After 60 years Mungallala library is still thriving
IF YOU want to explore tales of murder mystery, embark on endless fantasy adventures or learn to cook Asian cuisine in Mungallala you will have to talk to librarian Brenda Jukes.
For the past 30 years Mrs Jukes has been the gatekeeper of literature in the town of 136 people and on Saturday she helped celebrate the Mungallala library's 60th birthday with the community.
Located in the centre of town on Redford St, the library has been a stable social hub throughout the years, with Mrs Jukes opening the doors for three hours on Tuesdays and Saturdays.
"We haven't got much else to offer our residents and it's great that the library has been able to keep functioning and offering this great service to people,” she said.
Mrs Jukes oversees the interchange of 800 books each year through the library. The small library offers a range of paper back books and digitalised copies that they are now fortunate enough to receive from the Queensland State Library upon request.

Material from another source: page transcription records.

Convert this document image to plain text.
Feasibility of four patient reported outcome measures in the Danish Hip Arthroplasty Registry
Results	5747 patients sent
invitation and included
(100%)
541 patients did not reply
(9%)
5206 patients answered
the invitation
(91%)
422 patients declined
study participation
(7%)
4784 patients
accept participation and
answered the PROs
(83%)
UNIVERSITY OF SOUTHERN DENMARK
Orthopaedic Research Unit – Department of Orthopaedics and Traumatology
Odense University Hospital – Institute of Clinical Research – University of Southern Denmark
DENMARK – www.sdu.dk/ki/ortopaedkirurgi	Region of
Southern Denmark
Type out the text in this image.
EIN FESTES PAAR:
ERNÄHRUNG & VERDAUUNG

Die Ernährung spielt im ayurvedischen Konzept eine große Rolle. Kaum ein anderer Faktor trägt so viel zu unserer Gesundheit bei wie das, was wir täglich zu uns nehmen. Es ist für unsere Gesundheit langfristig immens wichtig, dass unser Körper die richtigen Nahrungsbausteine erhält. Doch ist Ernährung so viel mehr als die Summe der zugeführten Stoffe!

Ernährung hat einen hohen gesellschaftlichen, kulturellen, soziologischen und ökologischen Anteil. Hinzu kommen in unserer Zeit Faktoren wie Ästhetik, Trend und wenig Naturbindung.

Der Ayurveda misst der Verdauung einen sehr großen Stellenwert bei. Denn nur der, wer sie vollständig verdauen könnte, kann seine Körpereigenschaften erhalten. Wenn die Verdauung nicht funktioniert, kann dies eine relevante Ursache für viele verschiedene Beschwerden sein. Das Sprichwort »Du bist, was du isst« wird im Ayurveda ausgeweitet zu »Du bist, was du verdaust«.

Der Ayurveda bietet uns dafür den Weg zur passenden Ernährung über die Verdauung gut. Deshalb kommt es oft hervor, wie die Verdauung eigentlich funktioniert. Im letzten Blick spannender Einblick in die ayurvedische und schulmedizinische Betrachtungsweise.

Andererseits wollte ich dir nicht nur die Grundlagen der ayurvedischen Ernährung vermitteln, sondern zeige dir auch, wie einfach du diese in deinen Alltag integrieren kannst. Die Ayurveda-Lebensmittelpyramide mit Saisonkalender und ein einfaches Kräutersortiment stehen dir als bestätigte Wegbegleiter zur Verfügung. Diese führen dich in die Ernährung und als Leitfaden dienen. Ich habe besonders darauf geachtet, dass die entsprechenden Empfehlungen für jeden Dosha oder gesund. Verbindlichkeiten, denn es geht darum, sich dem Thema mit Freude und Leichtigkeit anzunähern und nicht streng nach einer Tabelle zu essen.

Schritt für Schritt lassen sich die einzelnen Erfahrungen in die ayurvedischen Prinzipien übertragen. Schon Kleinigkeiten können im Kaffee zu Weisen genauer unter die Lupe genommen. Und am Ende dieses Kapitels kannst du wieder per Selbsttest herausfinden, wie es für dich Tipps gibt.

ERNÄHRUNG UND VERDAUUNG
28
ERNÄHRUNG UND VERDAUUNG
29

"I can still recall the days before the technological wave where we didn't scan the books out because there was no computers, so every book had a pocket and card and a date due slip - it was all manual back then,” she said.
"When I first started we borrowed books from the southwest regional library in Charleville and they would come down every three weeks and we would circulate the books across the region.
"These days borrowers don't even have to leave their home to request a book.”
According to Mrs Jukes, the readers of Mungalla have a wide-range of literally interests with fictional crime and murder mysteries and cooking and gardening books proving the most popular.
"Out of all the books I've come across Who sank the boat?, by Pamela Allen, would be my favourite and I can still remember picking it off the shelves at Mungallala library as a kid,” she said.
In its 60-year history, Mungallala library has become a meeting place for the community and Mrs Jukes said offering that service drove her to keep the library running.
"It's not just a library, it's where people can come to catch up with friends even if it's for short time to get out of the house,” she said.